# Dirty Car Artist



## nenque (Sep 2, 2006)

We all have tendencies to doodle or write words like "Wash Me" on the back of cars that haven't been washed in ages. Scott Wade, of San Marcos, Texas, took that doodling to a whole other level. Wade creates copies of masterpieces and his own original art with incredible detail that won't last through the next rainstorm. Wade is a dirty car artist. 

I would appreciate your comment on how I did and how I can improve my second multimedia. 

Dirty Car Artist - Scott Wade - Multimedia 
http://www.nenque.com/dust


----------



## John_05 (Sep 2, 2006)

thats some amazing art work he does with the dust on the windows.

to me,  the presentation seemed like it was just a slide show with sound in the background.  im not sure what you could do to make it more interesting though.  maybe some kind of different transitions between images,  or possibly a little video in between the photos.  other then that,  i thought it was pretty cool.  the artwork and photos were interesting enough that i enjoyed watching it.


----------



## nenque (Sep 2, 2006)

Here is the story if you all would like to read it.

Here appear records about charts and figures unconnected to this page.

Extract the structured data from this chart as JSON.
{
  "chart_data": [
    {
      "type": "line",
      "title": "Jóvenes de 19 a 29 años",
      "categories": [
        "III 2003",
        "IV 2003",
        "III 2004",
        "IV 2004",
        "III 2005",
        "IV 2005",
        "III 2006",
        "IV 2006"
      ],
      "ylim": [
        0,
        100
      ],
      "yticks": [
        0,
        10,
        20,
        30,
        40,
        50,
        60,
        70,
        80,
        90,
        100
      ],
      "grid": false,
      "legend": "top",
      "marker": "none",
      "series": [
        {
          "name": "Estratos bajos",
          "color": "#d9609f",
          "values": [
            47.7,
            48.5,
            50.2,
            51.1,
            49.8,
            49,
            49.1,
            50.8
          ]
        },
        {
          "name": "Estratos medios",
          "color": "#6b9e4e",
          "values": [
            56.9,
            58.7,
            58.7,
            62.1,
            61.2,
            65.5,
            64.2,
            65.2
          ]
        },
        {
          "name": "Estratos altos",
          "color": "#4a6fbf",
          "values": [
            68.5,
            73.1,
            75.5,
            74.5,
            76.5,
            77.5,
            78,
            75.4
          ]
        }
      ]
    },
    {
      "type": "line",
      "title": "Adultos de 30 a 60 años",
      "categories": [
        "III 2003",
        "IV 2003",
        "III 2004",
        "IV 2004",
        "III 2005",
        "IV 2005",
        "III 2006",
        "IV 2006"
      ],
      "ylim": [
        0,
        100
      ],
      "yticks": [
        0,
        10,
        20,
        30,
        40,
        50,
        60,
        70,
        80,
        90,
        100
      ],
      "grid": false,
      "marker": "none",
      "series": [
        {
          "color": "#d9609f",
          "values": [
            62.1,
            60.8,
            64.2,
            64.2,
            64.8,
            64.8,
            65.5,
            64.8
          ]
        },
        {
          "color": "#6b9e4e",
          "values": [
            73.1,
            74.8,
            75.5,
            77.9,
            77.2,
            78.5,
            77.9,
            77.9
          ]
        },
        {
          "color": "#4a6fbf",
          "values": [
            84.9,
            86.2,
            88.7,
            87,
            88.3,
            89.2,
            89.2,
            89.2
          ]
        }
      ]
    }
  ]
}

http://star.txstate.edu/index.php?op...k=view&id=1768

 Andrew


----------



## xfloggingkylex (Sep 3, 2006)

reminds me of the sand artists, you know the ones that "paint" like that using sand on an overhead?


----------



## wolfepakt (Sep 7, 2006)

WOW!
That is amazing!

(Off topic I can't believe anyone is taking the Kinky for Gov thing serious in TX!)


----------



## Hfry (Sep 7, 2006)

Hmm... Talent... But... I find no Appeal to it.  At least he found his Medium...... haha. Yea. i a littlle We tarded.


----------



## tranceplant (Sep 9, 2006)

that rocks


----------



## MommyOf4Boys (Sep 11, 2006)

That is awesome!!


----------



## Stardustin (Sep 14, 2006)

That was really fantastic.  I'd come to a car show with art like that!:blushing:


----------



## L146705 (Sep 19, 2006)

I bet he speant ages learning all that stuff. I don't really see much point in it tho.


----------



## Anubis (Sep 20, 2006)

Very cool!


----------



## Rob (Sep 22, 2006)

Excellent stuff. I think you did really well in capturing it! Perhaps a shame that there aren't more images and more cars to see, but a great job anyway!

Rob


----------